Begun in 1977, Southern Baptists responded to the challenge put forth by then President Jimmy Carter to form a new volunteer effort among youth and retired persons. SBC leaders embraced a strategy that would dramatically increase missionary manpower in North America without the usual personnel costs. Over 8,100 volunteers have served in MSC since its inception, accounting for one-third of NAMB mission personnel.

“From the inception, MSC was established to focus on reaching the mission objectives of Southern Baptists, by providing a way where personnel could serve in voluntary missionary positions where salary and benefits funding were not available,” NAMB’s MSC director, Mike Riggins, stated in a paper reviewing the changes. In many states, the Southern Baptist church, association or state convention assists with housing or other costs so that MSC volunteers can work full-time. In some cases, MSC missionaries are covered by NAMB’s group health insurance when individual volunteers pay the premiums.

“Since it was originated to help accomplish Southern Baptist mission initiatives, the focus of Mission Service Corps efforts and resources must be to support and resource both NAMB’s Continental Strategy as measured by the six major mission objectives and stated mission strategies of our Canadian and state convention partners for the purpose of Kingdom growth,” explained Riggins in a letter to MSC missionaries, coordinators and state convention leaders.

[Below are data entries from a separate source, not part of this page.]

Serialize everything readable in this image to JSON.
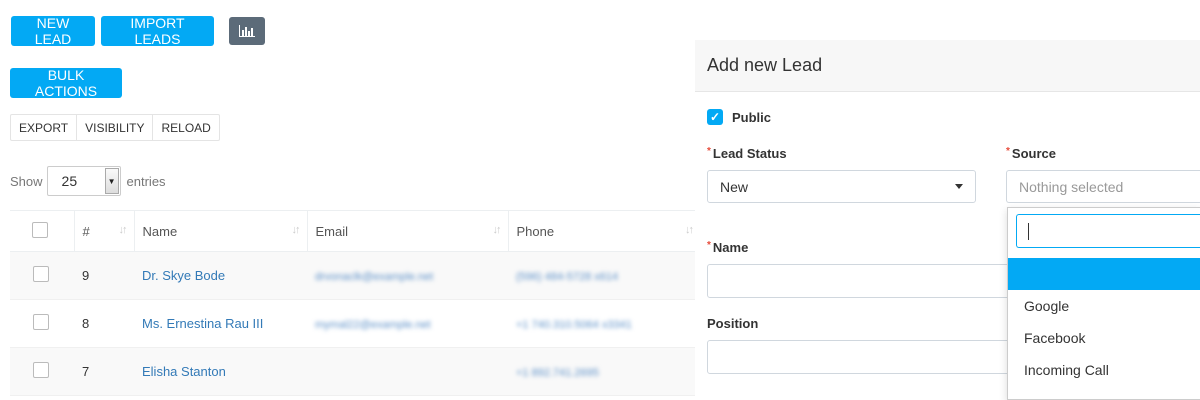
{
  "toolbar": {
    "new_lead": "NEW LEAD",
    "import_leads": "IMPORT LEADS",
    "chart_icon": "bar-chart-icon",
    "bulk_actions": "BULK ACTIONS"
  },
  "export_group": {
    "export": "EXPORT",
    "visibility": "VISIBILITY",
    "reload": "RELOAD"
  },
  "length_menu": {
    "show": "Show",
    "value": "25",
    "entries": "entries"
  },
  "table": {
    "headers": {
      "number": "#",
      "name": "Name",
      "email": "Email",
      "phone": "Phone"
    },
    "rows": [
      {
        "id": "9",
        "name": "Dr. Skye Bode",
        "email": "drvonaclk@example.net",
        "phone": "(596) 484-5728 x614"
      },
      {
        "id": "8",
        "name": "Ms. Ernestina Rau III",
        "email": "mymal22@example.net",
        "phone": "+1 740.310.5064 x3341"
      },
      {
        "id": "7",
        "name": "Elisha Stanton",
        "email": "",
        "phone": "+1 892.741.2695"
      }
    ]
  },
  "panel": {
    "title": "Add new Lead",
    "public_label": "Public",
    "lead_status_label": "Lead Status",
    "lead_status_value": "New",
    "source_label": "Source",
    "source_placeholder": "Nothing selected",
    "name_label": "Name",
    "position_label": "Position"
  },
  "source_dropdown": {
    "search_value": "",
    "options": [
      "",
      "Google",
      "Facebook",
      "Incoming Call"
    ]
  },
  "colors": {
    "accent": "#03a9f4",
    "link": "#337ab7",
    "chart_button": "#5c6b79",
    "required": "#e74c3c"
  }
}
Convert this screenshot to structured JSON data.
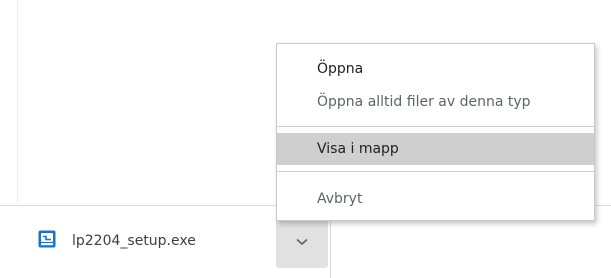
{
  "download": {
    "file_name": "lp2204_setup.exe",
    "icon": "installer-file-icon",
    "menu_button_icon": "chevron-down-icon"
  },
  "context_menu": {
    "items": [
      {
        "label": "Öppna"
      },
      {
        "label": "Öppna alltid filer av denna typ"
      },
      {
        "label": "Visa i mapp"
      },
      {
        "label": "Avbryt"
      }
    ]
  },
  "colors": {
    "hover_background": "#cfcfcf",
    "icon_accent": "#1a73c9",
    "menu_button_background": "#e1e1e1"
  }
}
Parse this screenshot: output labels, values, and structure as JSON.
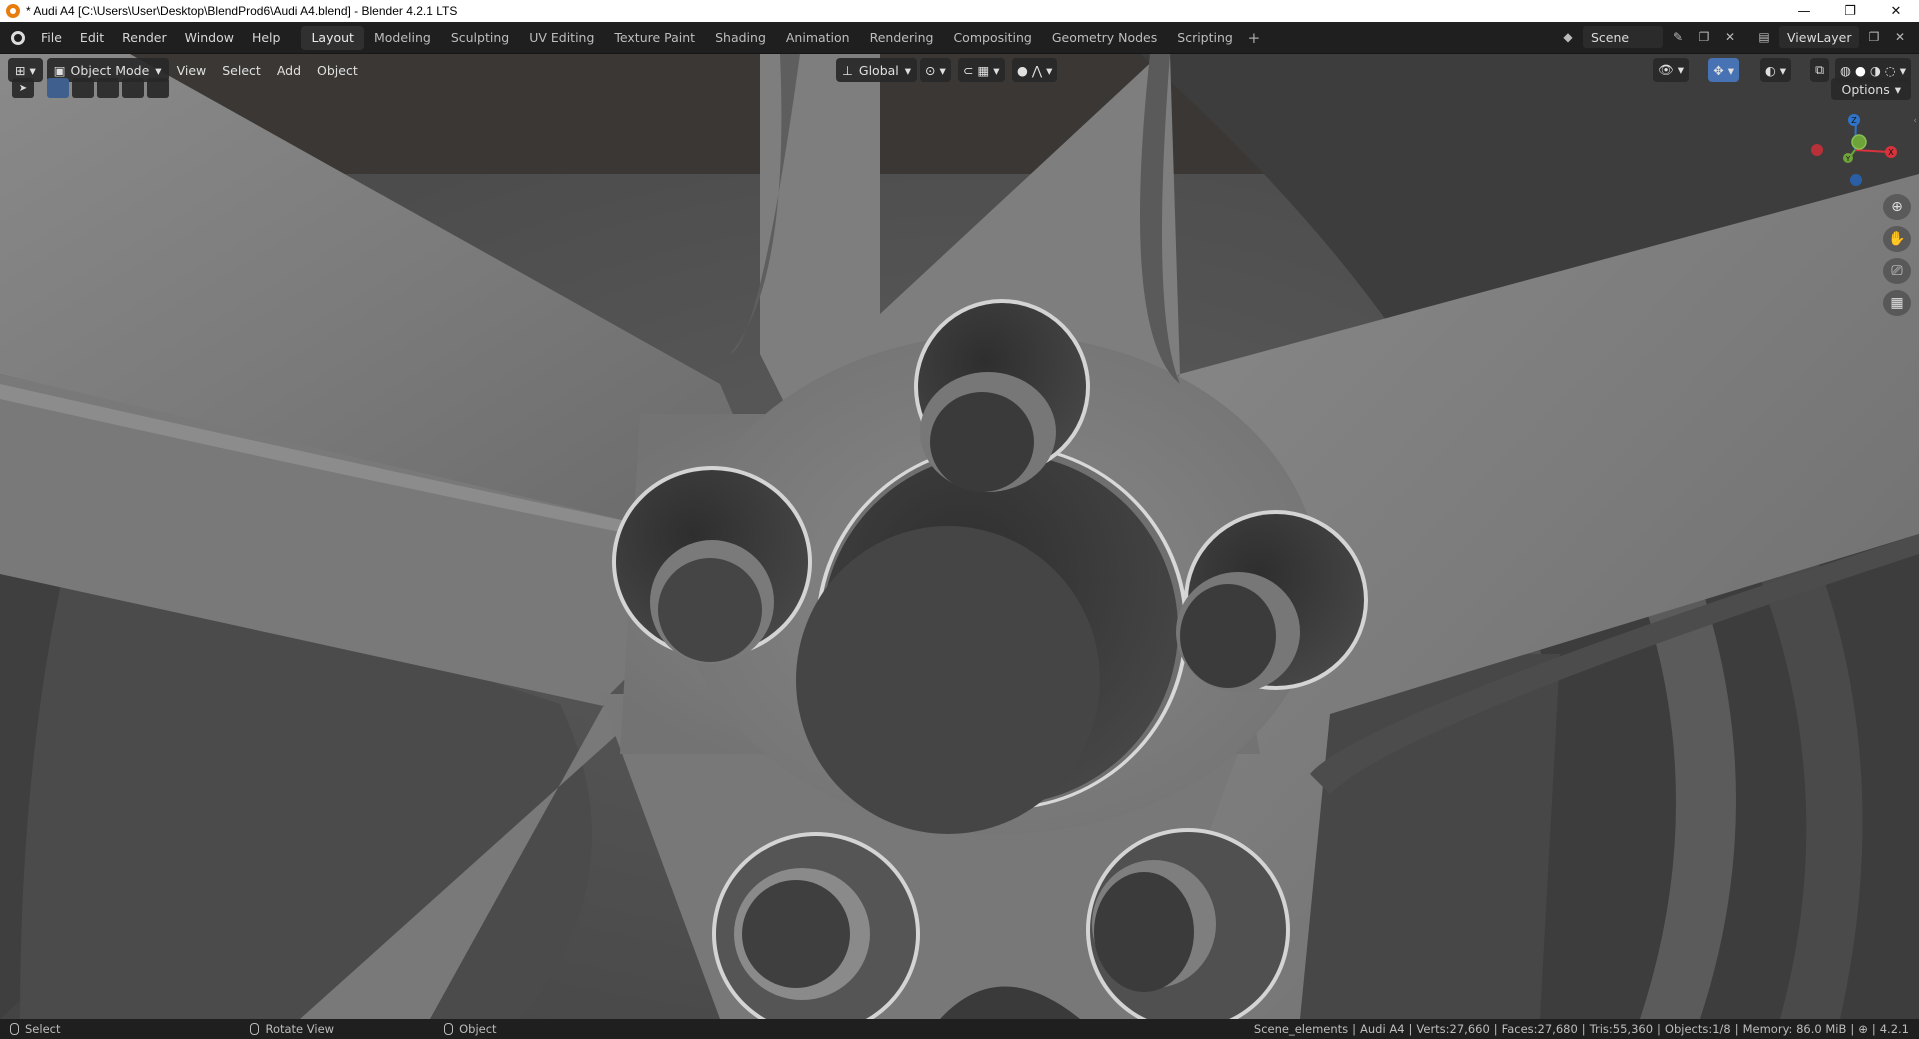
{
  "window": {
    "title": "* Audi A4 [C:\\Users\\User\\Desktop\\BlendProd6\\Audi A4.blend] - Blender 4.2.1 LTS",
    "controls": [
      "—",
      "❐",
      "✕"
    ]
  },
  "menu": [
    "File",
    "Edit",
    "Render",
    "Window",
    "Help"
  ],
  "workspaces": [
    {
      "label": "Layout",
      "active": true
    },
    {
      "label": "Modeling"
    },
    {
      "label": "Sculpting"
    },
    {
      "label": "UV Editing"
    },
    {
      "label": "Texture Paint"
    },
    {
      "label": "Shading"
    },
    {
      "label": "Animation"
    },
    {
      "label": "Rendering"
    },
    {
      "label": "Compositing"
    },
    {
      "label": "Geometry Nodes"
    },
    {
      "label": "Scripting"
    }
  ],
  "scene": {
    "name": "Scene",
    "view_layer": "ViewLayer"
  },
  "viewport_header": {
    "mode": "Object Mode",
    "menus": [
      "View",
      "Select",
      "Add",
      "Object"
    ],
    "transform_orientation": "Global"
  },
  "options_label": "Options",
  "gizmo": {
    "x": "X",
    "y": "Y",
    "z": "Z"
  },
  "statusbar": {
    "left": [
      {
        "label": "Select"
      },
      {
        "label": "Rotate View"
      },
      {
        "label": "Object"
      }
    ],
    "collection": "Scene_elements",
    "object": "Audi A4",
    "verts": "Verts:27,660",
    "faces": "Faces:27,680",
    "tris": "Tris:55,360",
    "objects": "Objects:1/8",
    "memory": "Memory: 86.0 MiB",
    "version": "4.2.1"
  },
  "colors": {
    "accent": "#4772b3",
    "gizmo_x": "#d8323c",
    "gizmo_y": "#6ea33a",
    "gizmo_z": "#2f74c9"
  }
}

Over the past year NAMB’s MSC staff met with those Southern Baptist partners in regional meetings to discuss various options for aligning the volunteer program with Southern Baptist mission goals. As a result, “The bar has been raised to move beyond general volunteerism to a missionary mobilization strategy aligned with NAMB and state convention objectives,” stated SBTC Missions Director Robby Partain.

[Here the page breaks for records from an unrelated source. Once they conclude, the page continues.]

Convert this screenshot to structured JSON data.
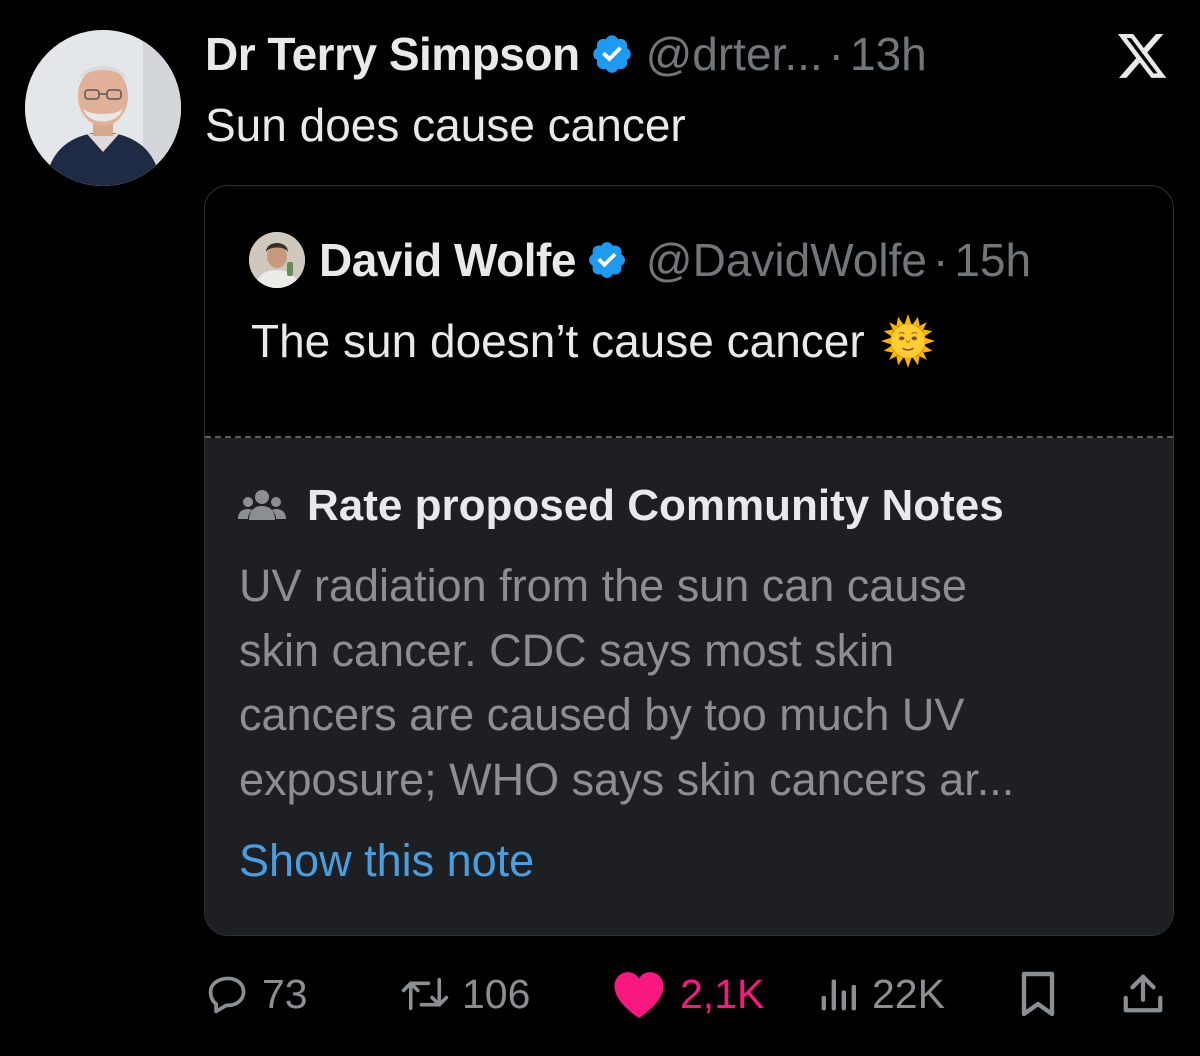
{
  "tweet": {
    "author_name": "Dr Terry Simpson",
    "handle": "@drter...",
    "separator": "·",
    "time": "13h",
    "text": "Sun does cause cancer"
  },
  "quoted_tweet": {
    "author_name": "David Wolfe",
    "handle": "@DavidWolfe",
    "separator": "·",
    "time": "15h",
    "text": "The sun doesn’t cause cancer",
    "emoji": "sun-with-face"
  },
  "community_notes": {
    "header": "Rate proposed Community Notes",
    "note_lines": [
      "UV radiation from the sun can cause",
      "skin cancer. CDC says most skin",
      "cancers are caused by too much UV",
      "exposure; WHO says skin cancers ar..."
    ],
    "show_label": "Show this note"
  },
  "actions": {
    "replies": "73",
    "reposts": "106",
    "likes": "2,1K",
    "views": "22K"
  },
  "icons": {
    "close": "x-logo-icon",
    "verified": "verified-badge-icon",
    "community": "people-icon",
    "reply": "reply-icon",
    "repost": "repost-icon",
    "like": "heart-icon",
    "views": "views-icon",
    "bookmark": "bookmark-icon",
    "share": "share-icon"
  },
  "colors": {
    "background": "#000000",
    "verified_blue": "#1d9bf0",
    "link_blue": "#4a9ee0",
    "like_pink": "#f91880",
    "muted_text": "#71767b",
    "note_background": "#1d1f23"
  }
}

Fannin considers it a no-brainer for MSC volunteers to line up with those priorities that include sharing Christ, starting churches, sending missionaries, volunteering in missions, impacting the culture and equipping leaders. Since these are the things Southern Baptists have sought to emphasize through NAMB, Fannin said the job descriptions of MSC volunteers should fulfill those strategies.

“One of our MSC’ers taught English as a second language in the associational office,” he said, “and that would fulfill one of the stated objectives of NAMB and Southern Baptists of Texas Convention by trying to impact the culture” as non-English speakers are equipped for ministry.

“If you want to be MSC, but act as a lone ranger out there doing your own thing that has nothing to do with the state convention’s mission strategy,” Fannin said he has to question why a person would volunteer for MSC. Instead, NAMB-commissioned MSC missionaries will fulfill the strategies of the SBC missions entity as well as the state convention partners.

There is no change in the criteria that those in MSC serve at least 20 hours each week, Riggins added, although the designation as a “career” missionary is available to those serving full-time. They will be asked to commit to serve at least 35 hours per week in an ongoing career-oriented capacity with annual supervisory review.